For Washington and Beijing, the table was smaller; for Europe, it’s no longer clear if there is one at all.
Europe squeezed between superpowers
When Trump sits down with Xi, no European is at the table, yet European interests hang decisively in the balance. The European Central Bank calculates that a staggering 80% of large European firms are no more than three intermediaries away from a Chinese rare earths producer.
Recent Chinese restrictions on rare earths exports sent panic through European capitals, threatening to halt automotive production lines and defence manufacturing. The case of Nexperia—the world’s largest mass market chip manufacturer—demonstrated Beijing’s willingness to weaponise supply chains. When the Dutch government seized control of the Chinese-owned firm, Beijing threatened to ban Nexperia exports, which would have paralysed European carmakers.
Euractiv warned that any truce between China and America will not herald a return to the free trade and open markets upon which Europe relies so heavily. If Europe is to remain a pole in the multipolar world, it needs to use whatever breathing space this summit provides to secure supply chains, reduce dependencies and establish control over its own chokepoints. The alternative is stark: next time the presidents of China and America meet, Europeans may find they are not at the table but on the menu.
Nuclear sabre-rattling changes the game
In a move that stunned diplomats, hours before meeting Xi, Trump announced the resumption of U.S. nuclear testing for the first time in 33 years, focusing on submarine capabilities. The timing was hardly coincidental.
Alicia García-Herrero from Bruegel called the announcement “really scary” and warned that market reaction could turn very negative if this represents genuine escalation on the nuclear rather than economic front.
The one-year expiration date
The Xi–Trump trade truce carries a one-year expiration date, underscoring its fragility. Based on precedent, it could unravel sooner—perhaps abruptly—should either side choose to withdraw.
Both the U.S. and Chinese economies remain exposed to the lingering effects of the nearly year-long trade war.
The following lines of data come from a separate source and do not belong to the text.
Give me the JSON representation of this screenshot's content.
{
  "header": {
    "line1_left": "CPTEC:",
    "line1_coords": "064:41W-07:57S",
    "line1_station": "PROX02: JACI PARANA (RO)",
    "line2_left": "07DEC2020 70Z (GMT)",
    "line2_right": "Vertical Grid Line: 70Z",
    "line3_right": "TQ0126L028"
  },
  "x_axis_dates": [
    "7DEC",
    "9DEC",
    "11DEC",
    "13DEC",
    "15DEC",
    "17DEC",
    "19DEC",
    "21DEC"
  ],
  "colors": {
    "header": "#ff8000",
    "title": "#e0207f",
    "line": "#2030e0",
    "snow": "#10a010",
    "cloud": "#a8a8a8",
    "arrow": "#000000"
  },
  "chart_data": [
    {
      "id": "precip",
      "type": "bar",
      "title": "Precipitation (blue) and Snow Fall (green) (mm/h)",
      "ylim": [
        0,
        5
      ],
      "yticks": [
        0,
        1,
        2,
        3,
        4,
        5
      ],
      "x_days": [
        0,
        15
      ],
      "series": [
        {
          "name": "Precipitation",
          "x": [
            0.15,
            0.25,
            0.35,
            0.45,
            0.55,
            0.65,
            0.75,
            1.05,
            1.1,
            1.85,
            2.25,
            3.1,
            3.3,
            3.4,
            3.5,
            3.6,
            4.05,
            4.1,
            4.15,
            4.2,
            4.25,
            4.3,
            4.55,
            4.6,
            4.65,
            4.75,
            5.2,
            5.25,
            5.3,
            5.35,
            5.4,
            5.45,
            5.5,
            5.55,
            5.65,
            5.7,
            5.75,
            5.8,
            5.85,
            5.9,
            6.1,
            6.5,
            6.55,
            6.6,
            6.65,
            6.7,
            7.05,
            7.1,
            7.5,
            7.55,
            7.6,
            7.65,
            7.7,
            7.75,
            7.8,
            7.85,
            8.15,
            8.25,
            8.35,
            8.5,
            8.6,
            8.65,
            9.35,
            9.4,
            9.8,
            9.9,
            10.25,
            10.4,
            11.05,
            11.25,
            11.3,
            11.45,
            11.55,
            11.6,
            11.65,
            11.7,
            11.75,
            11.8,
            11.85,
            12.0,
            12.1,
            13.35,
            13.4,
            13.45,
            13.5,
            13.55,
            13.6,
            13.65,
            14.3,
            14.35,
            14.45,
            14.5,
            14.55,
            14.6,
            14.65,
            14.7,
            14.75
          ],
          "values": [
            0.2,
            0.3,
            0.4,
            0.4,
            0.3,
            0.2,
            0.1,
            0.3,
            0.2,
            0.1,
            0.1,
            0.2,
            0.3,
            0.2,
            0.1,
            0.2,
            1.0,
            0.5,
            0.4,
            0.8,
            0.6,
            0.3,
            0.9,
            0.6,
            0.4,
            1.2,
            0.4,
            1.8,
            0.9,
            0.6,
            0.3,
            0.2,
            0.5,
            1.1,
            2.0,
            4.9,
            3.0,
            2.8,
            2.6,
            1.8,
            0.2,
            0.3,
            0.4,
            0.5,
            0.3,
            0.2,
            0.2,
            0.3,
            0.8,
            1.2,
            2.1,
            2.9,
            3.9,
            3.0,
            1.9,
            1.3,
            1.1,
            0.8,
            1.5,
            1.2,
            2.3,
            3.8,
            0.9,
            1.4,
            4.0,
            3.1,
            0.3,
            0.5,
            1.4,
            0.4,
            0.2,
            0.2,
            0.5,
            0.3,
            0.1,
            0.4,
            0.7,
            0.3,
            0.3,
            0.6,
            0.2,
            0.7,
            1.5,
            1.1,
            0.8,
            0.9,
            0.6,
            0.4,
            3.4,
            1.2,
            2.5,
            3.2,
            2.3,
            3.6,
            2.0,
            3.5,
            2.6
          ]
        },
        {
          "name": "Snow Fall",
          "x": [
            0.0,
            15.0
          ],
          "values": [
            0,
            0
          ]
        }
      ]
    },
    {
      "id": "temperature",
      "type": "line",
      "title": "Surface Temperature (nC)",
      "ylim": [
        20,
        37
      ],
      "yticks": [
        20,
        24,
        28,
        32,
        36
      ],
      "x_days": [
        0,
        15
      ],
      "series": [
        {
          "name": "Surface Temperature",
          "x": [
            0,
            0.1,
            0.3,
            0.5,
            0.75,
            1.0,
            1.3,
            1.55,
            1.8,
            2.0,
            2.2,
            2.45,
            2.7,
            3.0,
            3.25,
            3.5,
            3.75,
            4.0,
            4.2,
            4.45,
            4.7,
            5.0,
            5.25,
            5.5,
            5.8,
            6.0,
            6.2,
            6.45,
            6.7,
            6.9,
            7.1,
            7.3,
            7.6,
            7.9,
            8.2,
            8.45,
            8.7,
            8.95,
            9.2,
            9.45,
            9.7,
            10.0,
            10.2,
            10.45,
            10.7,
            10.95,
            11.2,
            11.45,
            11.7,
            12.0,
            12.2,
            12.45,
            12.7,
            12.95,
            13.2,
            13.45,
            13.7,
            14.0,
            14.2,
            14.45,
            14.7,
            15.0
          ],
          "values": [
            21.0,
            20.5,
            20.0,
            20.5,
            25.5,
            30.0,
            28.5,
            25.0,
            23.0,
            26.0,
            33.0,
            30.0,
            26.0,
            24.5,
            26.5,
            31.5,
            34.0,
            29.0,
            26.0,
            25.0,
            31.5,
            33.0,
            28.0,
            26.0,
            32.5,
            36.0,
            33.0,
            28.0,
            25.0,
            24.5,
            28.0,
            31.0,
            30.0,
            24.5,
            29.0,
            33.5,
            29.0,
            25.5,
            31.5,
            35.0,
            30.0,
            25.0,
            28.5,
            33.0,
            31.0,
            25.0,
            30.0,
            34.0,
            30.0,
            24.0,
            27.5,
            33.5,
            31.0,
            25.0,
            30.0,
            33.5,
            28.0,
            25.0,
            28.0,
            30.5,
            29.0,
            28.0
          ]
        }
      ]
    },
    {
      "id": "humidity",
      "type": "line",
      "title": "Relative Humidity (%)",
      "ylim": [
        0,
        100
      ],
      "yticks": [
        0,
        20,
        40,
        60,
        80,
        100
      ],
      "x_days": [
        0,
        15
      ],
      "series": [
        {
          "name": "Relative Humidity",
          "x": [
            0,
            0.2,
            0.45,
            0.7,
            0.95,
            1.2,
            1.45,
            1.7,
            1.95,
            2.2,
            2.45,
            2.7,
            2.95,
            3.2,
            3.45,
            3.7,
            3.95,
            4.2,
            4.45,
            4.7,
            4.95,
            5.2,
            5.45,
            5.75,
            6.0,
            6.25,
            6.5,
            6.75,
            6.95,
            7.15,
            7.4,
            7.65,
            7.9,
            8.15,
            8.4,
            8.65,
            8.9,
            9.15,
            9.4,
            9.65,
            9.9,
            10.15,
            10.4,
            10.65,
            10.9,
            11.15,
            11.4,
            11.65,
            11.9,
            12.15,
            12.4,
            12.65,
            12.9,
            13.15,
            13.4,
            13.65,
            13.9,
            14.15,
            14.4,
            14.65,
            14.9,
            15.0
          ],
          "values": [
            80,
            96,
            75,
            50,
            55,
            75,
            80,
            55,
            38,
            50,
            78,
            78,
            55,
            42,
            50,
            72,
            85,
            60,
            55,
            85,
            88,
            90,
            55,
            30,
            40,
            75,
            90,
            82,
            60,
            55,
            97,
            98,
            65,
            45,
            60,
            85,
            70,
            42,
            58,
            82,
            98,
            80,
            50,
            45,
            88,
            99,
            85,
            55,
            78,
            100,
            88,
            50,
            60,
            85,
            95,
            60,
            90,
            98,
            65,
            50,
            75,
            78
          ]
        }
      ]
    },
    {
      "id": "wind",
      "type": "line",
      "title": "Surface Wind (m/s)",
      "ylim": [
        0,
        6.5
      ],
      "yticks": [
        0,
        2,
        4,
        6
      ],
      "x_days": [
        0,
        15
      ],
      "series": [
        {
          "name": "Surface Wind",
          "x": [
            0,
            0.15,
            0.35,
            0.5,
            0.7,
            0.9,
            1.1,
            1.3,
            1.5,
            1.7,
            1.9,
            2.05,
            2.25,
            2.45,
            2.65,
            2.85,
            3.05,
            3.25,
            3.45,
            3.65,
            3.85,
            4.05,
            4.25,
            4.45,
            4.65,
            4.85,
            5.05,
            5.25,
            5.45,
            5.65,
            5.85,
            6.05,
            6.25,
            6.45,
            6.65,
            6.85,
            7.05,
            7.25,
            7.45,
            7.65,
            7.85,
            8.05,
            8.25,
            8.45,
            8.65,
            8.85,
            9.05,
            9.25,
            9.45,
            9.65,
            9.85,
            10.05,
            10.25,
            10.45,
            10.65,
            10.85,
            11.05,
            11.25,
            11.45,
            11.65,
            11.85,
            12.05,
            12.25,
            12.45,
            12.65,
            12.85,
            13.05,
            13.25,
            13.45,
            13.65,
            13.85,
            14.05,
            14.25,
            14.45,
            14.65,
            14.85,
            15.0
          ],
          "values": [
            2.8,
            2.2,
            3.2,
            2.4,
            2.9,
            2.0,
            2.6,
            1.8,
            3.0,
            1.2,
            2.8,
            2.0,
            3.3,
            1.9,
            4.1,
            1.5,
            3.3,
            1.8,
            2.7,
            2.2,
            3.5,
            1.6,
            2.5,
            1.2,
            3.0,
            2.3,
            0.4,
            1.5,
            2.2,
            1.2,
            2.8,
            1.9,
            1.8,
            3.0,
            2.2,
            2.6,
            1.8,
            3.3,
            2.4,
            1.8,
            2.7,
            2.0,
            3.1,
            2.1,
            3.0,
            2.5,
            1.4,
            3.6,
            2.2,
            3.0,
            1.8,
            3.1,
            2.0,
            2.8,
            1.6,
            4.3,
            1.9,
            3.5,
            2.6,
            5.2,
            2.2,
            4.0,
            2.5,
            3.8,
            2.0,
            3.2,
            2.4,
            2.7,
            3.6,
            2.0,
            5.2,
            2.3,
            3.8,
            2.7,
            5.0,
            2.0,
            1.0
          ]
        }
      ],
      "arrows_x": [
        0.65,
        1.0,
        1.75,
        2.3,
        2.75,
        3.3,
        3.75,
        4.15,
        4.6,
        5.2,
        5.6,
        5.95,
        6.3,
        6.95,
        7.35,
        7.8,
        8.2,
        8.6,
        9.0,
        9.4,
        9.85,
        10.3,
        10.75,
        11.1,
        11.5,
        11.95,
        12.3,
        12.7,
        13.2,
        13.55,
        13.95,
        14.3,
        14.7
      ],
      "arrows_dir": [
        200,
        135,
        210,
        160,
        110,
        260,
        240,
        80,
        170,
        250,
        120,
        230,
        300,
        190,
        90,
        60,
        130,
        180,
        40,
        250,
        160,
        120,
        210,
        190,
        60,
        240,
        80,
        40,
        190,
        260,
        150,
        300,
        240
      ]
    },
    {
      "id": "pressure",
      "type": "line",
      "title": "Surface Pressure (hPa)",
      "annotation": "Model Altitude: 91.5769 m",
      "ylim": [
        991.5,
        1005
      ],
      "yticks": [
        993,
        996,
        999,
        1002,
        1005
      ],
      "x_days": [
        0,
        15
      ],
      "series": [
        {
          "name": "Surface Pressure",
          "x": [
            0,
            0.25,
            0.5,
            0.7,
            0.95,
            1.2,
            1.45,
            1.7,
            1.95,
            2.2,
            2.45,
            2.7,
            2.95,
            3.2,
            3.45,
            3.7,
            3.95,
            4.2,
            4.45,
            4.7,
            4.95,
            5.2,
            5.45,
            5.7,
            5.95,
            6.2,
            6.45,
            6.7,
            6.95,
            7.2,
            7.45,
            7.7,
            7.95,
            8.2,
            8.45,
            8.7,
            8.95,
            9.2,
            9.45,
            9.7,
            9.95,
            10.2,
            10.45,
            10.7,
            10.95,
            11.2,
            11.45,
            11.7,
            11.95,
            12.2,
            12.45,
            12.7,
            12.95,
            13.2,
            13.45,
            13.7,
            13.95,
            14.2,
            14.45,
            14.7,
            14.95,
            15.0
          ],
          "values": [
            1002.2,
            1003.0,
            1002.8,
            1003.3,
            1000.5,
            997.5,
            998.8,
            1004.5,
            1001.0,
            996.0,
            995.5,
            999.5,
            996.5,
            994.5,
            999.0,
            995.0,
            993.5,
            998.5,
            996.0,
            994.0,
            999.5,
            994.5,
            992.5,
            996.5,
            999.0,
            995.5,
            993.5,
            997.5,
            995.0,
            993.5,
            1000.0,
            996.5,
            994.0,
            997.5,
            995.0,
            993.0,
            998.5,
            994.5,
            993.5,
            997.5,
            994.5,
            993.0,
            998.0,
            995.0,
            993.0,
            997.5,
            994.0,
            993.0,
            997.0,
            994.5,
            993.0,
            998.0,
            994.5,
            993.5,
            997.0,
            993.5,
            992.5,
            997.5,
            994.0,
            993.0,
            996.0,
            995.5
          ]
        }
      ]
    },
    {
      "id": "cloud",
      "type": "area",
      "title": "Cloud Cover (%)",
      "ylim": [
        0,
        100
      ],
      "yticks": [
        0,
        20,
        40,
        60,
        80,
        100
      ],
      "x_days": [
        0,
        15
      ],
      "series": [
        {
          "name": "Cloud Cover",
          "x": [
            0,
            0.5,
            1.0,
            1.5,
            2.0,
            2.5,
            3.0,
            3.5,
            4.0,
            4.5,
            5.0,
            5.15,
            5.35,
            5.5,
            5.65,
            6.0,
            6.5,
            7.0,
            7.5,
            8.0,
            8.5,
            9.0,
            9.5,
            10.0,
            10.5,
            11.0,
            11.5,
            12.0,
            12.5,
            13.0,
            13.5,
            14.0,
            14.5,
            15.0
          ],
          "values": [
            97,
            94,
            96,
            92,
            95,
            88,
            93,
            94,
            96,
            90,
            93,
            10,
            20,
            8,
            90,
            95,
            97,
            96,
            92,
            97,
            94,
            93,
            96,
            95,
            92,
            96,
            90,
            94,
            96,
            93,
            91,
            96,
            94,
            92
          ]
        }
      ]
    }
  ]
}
Elevated tariffs, disrupted supply chains, and investor uncertainty continue to weigh on growth.
China faces a real estate crisis and sluggish domestic demand that have eroded consumer confidence. The United States confronts persistent inflationary pressures and weakening industrial output, raising fears of a broader slowdown.
Whilst temporary easing of tensions may offer short-term relief, analysts believe the risk of renewed escalation looms large without deeper reforms or sustained cooperation.
The Xi–Trump trade truce amounts to what Deutsche Welle aptly characterised as buying time, not trust.
Strategic and geopolitical implications
The summit avoided worst-case scenarios—no direct clash over Taiwan, no new deal on advanced chips. Yet it revealed American vulnerability in using economic pressure against China.
U.S. gains are minimal, such as soy exports and a partial reprieve on rare earth restrictions, and come at the cost of exposing economic dependence on China. Beijing retains its supply chain advantages, while stakes and mutual mistrust remain high.
China may have a short-term tactical edge, but Trump’s pivot toward overt military signalling could mark a more dangerous phase.
The structural rivalry for technological supremacy, economic hegemony, and geopolitical influence remains unresolved, shaping the international order for decades to come.
A seasoned geopolitical analyst might quip: “Busan was less a summit and more a 100-minute episode of ‘Who wants to blink first?’”
And perhaps add, with a wry smile: “If trade wars were boxing matches, both fighters just agreed to hug it out for a year—and neither knows who’s really winning the championship belt.”